Ernest Stephen Lumsden, of English birth and Scottish parentage, was born in 1883. He received his early training in Art at the College of Reading under Morley Fletcher, and in Paris; went to Spain to study Velasquez; became interested in etching, the processes of which he learned with the aid only of a textbook.

 

Returning to this country he began that career as an etcher which has made his work so widely known and established a firmly-founded reputation. In his pursuit of etching he travelled widely : to Paris, where he made a set of prints—‘ Paris in Construction ”and later, in the course of no less than five journeys, to India, Burma, Tibet. He came to Edinburgh in 1908 on the opening of the College of Art, where he taught etching and painting for three years.

 

He was made an Associate of the Painter etchers in 1908 and a full member in 1915; an Associate of the Royal Scottish Academyin 1923, a full memberin 1933, and was occupied mostly at this period of his life with portrait painting while the etchings he had previously done were making their way to notice and into the hands of collectors. 

 

In 1925 he published the Art of Etching, which is the standard work on the subject. A man of the highest sincerity and integrity he was most lovable to those who knew him well.
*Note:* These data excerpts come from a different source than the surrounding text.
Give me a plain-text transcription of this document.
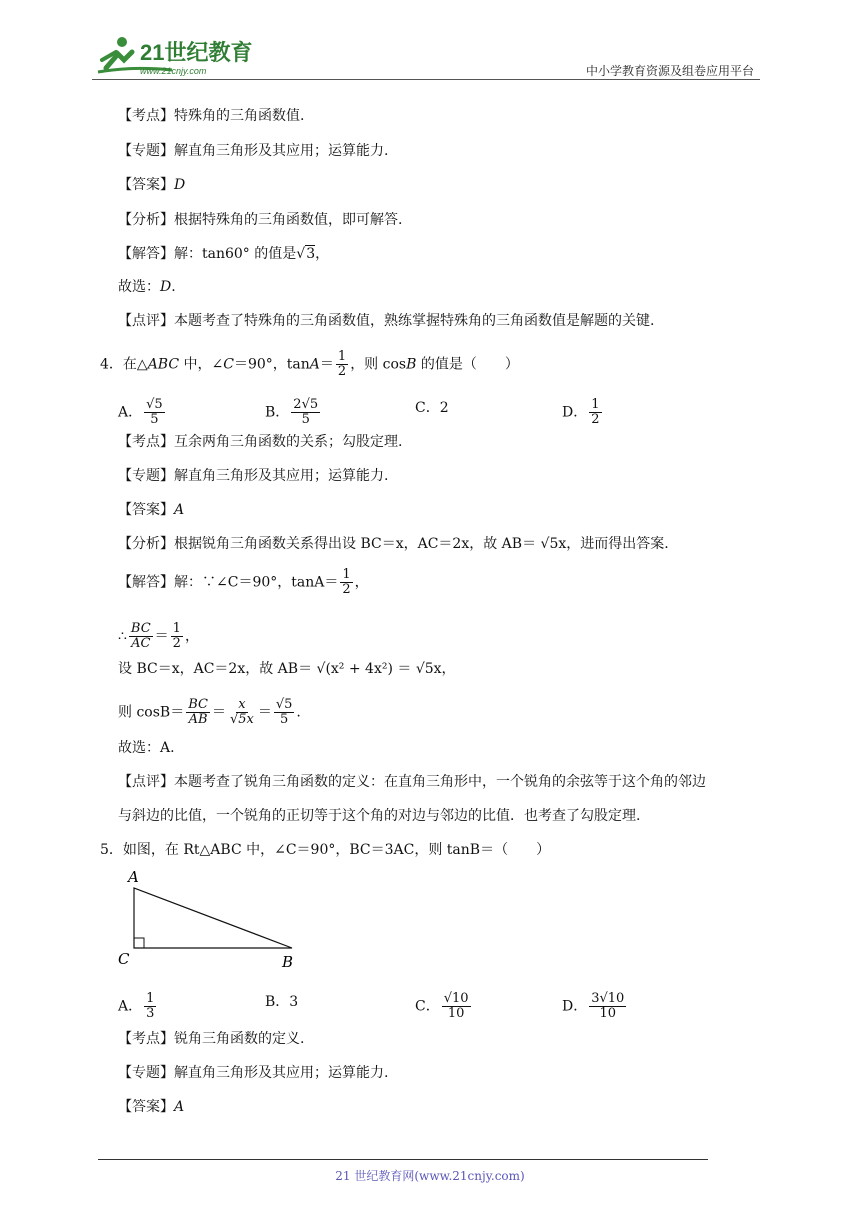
21世纪教育
www.21cnjy.com	中小学教育资源及组卷应用平台
【考点】特殊角的三角函数值.
【专题】解直角三角形及其应用；运算能力.
【答案】D
【分析】根据特殊角的三角函数值，即可解答.
【解答】解：tan60° 的值是√3，
故选：D.
【点评】本题考查了特殊角的三角函数值，熟练掌握特殊角的三角函数值是解题的关键.
4．在△ABC 中，∠C＝90°，$\tan A= \frac{1}{2}$ ，则 cosB 的值是（　　）
A． $\frac{√5}{5}$	B． $\frac{2√5}{5}$	C．2	D． $\frac{1}{2}$
【考点】互余两角三角函数的关系；勾股定理.
【专题】解直角三角形及其应用；运算能力.
【答案】A
【分析】根据锐角三角函数关系得出设 BC＝x，AC＝2x，故 AB＝ √5x，进而得出答案.
【解答】解：∵∠C＝90°，$\tan A= \frac{1}{2}$ ，
∴ $\frac{BC}{AC} = \frac{1}{2}$ ，
设 BC＝x，AC＝2x，故 AB＝ √(x² + 4x²) ＝ √5x，
则 $\cos B= \frac{BC}{AB} = \frac{x}{√5x} = \frac{√5}{5}$ .
故选：A.
【点评】本题考查了锐角三角函数的定义：在直角三角形中，一个锐角的余弦等于这个角的邻边
与斜边的比值，一个锐角的正切等于这个角的对边与邻边的比值．也考查了勾股定理.
5．如图，在 Rt△ABC 中，∠C＝90°，BC＝3AC，则 tanB＝（　　）
A
C	B
A． $\frac{1}{3}$	B．3	C． $\frac{√10}{10}$	D． $\frac{3√10}{10}$
【考点】锐角三角函数的定义.
【专题】解直角三角形及其应用；运算能力.
【答案】A
21 世纪教育网(www.21cnjy.com)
He was always ready to help and encourage young artists, many of whom will gratefully remember the real and kindly interest he showed in their work.

 

His mind and sympathies could extend to the most “modern” adventures. His own work—academic, perhaps, in the best sense (having the qualities of dignified design and fine drawing)—was no hindrance to his appreciation of aims more experimental than his own. This generosity of mind was exemplified also in the large and valuable collection of prints and drawings done by very different artists which he collected during his Life. 

 

Examples of his work are to be seen in the Contemporary Art Society’s Collection, the Victoria and Albert Museum, the National Gallery of Canada, the Library of Congress, and in the public Collections of Aberdeen, Birkenhead, Belfast, Cork, Glasgow, Dunedin, Johannesburg, and Toronto. He is survived by a daughter. His wife, Mabel Royds, an artist of considerable distinction, predeceased him.